Where : Van Allen Hall, Room 70
When : Mar 13, Saturday

Professor F. Skiff and K. Stiffler


Loudness and Pitch

Loudness is measured in decibels (dB). Some common sounds on the decibel scale are listed below.

Threshold of Hearing
0dB
Normal Breathing
10dB
Rustling Leaves
20dB
30dB
Library
40dB
50dB
Normal Conversation
60dB
70dB
Noisy Office with machines
80dB
Heavy Traffic
90dB
100dB
Construction Noise (up close)
110dB
Threshold of Pain
120dB
Rock Concert
130dB
140dB
Jet Takeoff (from runway)
150dB

Sound waves are loud if their compressions are dense. This is analogous to the wave having high crests.

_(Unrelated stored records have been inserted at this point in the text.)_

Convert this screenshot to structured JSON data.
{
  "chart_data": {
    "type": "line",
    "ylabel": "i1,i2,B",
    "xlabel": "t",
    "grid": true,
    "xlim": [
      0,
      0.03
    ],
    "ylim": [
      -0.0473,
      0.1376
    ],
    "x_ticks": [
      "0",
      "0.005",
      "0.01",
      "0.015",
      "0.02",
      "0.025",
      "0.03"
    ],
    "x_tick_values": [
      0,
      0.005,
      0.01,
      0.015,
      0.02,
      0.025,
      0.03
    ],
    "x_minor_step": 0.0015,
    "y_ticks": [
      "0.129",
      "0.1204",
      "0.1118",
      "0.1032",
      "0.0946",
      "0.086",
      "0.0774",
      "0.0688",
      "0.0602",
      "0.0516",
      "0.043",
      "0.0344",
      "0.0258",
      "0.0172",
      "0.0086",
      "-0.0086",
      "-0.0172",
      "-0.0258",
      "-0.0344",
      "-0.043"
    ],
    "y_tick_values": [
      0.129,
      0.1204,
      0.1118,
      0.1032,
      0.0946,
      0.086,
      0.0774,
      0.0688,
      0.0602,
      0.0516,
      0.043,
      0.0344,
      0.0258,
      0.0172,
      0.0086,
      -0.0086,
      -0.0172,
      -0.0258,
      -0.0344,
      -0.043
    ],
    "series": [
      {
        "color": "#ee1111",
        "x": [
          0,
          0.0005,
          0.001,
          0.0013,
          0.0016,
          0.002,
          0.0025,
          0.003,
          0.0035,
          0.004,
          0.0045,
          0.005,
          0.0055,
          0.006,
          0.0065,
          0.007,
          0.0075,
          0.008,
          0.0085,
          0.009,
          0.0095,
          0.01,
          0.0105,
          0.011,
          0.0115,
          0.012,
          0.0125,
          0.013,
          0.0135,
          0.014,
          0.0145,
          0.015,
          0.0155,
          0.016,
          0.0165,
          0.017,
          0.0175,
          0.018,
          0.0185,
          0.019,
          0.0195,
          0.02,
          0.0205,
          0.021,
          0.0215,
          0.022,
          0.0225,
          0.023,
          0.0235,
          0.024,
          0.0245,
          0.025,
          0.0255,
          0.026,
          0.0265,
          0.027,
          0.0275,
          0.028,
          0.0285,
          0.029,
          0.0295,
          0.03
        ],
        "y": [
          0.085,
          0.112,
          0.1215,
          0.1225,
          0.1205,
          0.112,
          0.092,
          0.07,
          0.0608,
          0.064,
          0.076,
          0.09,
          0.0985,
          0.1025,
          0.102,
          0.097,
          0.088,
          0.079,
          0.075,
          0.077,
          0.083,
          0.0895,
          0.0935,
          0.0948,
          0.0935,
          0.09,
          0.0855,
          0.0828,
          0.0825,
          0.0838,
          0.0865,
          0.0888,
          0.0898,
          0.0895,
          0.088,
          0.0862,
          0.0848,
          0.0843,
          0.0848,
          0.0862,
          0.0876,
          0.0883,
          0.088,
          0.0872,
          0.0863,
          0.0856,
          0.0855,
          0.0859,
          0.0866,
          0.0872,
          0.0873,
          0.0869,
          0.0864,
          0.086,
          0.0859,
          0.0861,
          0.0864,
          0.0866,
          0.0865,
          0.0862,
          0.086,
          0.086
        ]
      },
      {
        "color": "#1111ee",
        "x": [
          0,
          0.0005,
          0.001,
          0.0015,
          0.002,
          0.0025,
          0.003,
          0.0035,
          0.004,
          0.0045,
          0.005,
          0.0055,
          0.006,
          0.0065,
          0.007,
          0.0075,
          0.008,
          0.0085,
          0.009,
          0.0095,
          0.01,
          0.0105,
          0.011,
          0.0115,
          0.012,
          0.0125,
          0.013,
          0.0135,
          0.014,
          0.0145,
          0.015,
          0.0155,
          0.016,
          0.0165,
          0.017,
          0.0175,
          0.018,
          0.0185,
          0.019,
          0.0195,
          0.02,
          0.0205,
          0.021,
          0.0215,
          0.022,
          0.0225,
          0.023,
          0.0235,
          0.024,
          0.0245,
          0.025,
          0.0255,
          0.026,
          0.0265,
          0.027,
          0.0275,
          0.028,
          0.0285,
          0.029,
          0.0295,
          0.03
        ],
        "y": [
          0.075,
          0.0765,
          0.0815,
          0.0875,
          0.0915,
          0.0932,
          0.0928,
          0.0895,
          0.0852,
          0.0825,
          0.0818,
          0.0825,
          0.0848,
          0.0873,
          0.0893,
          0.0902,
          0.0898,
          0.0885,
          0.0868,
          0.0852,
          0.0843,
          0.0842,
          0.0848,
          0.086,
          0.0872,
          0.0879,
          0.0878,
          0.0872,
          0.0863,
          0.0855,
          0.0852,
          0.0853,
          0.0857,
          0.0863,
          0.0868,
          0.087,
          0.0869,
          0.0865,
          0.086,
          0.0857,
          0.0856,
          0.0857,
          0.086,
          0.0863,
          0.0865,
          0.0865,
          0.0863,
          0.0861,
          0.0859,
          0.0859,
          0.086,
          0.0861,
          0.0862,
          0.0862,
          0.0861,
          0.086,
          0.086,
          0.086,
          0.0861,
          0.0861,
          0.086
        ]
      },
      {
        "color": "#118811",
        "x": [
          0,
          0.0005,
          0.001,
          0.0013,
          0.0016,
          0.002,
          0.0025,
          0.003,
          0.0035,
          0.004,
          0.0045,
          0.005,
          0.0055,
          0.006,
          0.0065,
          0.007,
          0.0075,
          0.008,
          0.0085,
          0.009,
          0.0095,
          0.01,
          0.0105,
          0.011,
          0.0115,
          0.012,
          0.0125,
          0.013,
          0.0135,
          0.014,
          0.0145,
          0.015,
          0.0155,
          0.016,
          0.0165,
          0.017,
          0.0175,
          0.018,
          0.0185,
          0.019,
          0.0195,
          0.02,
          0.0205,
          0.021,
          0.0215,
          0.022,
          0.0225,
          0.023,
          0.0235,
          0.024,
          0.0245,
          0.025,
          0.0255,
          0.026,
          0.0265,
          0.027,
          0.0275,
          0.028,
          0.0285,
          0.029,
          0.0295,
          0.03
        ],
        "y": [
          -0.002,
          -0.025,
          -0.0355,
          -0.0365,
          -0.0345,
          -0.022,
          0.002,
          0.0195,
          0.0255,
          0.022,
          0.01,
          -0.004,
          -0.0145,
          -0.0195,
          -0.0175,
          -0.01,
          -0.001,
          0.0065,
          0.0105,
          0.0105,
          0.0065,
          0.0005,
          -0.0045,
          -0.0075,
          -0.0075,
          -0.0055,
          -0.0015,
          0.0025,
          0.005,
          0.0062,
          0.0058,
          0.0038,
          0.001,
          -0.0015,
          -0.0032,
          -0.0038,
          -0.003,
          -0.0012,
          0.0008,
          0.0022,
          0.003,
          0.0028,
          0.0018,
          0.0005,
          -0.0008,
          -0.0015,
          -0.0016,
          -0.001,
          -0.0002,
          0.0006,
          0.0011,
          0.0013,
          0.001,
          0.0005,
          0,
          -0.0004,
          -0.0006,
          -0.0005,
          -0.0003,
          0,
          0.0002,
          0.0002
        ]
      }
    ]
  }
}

The higher the frequency, the faster your eardrum vibrates. This is what causes pitch.
The sensitivity range for human hearing depends on the loudness and pitch. Noises along each black line would be heard with the same volume.

Your eardrum acts like a trampoline. When air molecules bounce on it, it vibrates and you hear sound.


Standing Waves

When a wave reflects off of something, it can interefere with its own reflection. The interference is alternately constructive or destructive as the two waves move past each other. This creates a standing wave.

Certain points along the standing wave never move. These points are called nodes. The points that move the most are called antinodes.

Along any length, only waves with certain frequencies can create standing waves. This is because the distance from one node to the next must always be some fraction of the total length (one half, one third, etc.).

The different standing waves corresponding to different fractions are called harmonics. The first three harmonics are shown on the right.


Notes

Sounds are waves moving though the air. Notes are just standing waves of a specific frequency. On a piano these notes are organized into an assending scale.

The musical scale used today was first discovered by the Greek mathematician Pythagoras in the 6th century BC. While playing the lyre, he noticed that he could create the different harmonics by placing his finger at fractional points on the string. Where he placed his finger corresponded to the nodes of each harmonic.

Timbre

So if notes are just waves of different frequencies, why do all the different instruments sound different when they play the same notes?

Actually an instrument always plays several frequencies at once. The most dominant frequency is that of the note, but many others are played as well. These are determined by the shape of the instrument. This spectrum of frequencies is called the instruments timbre.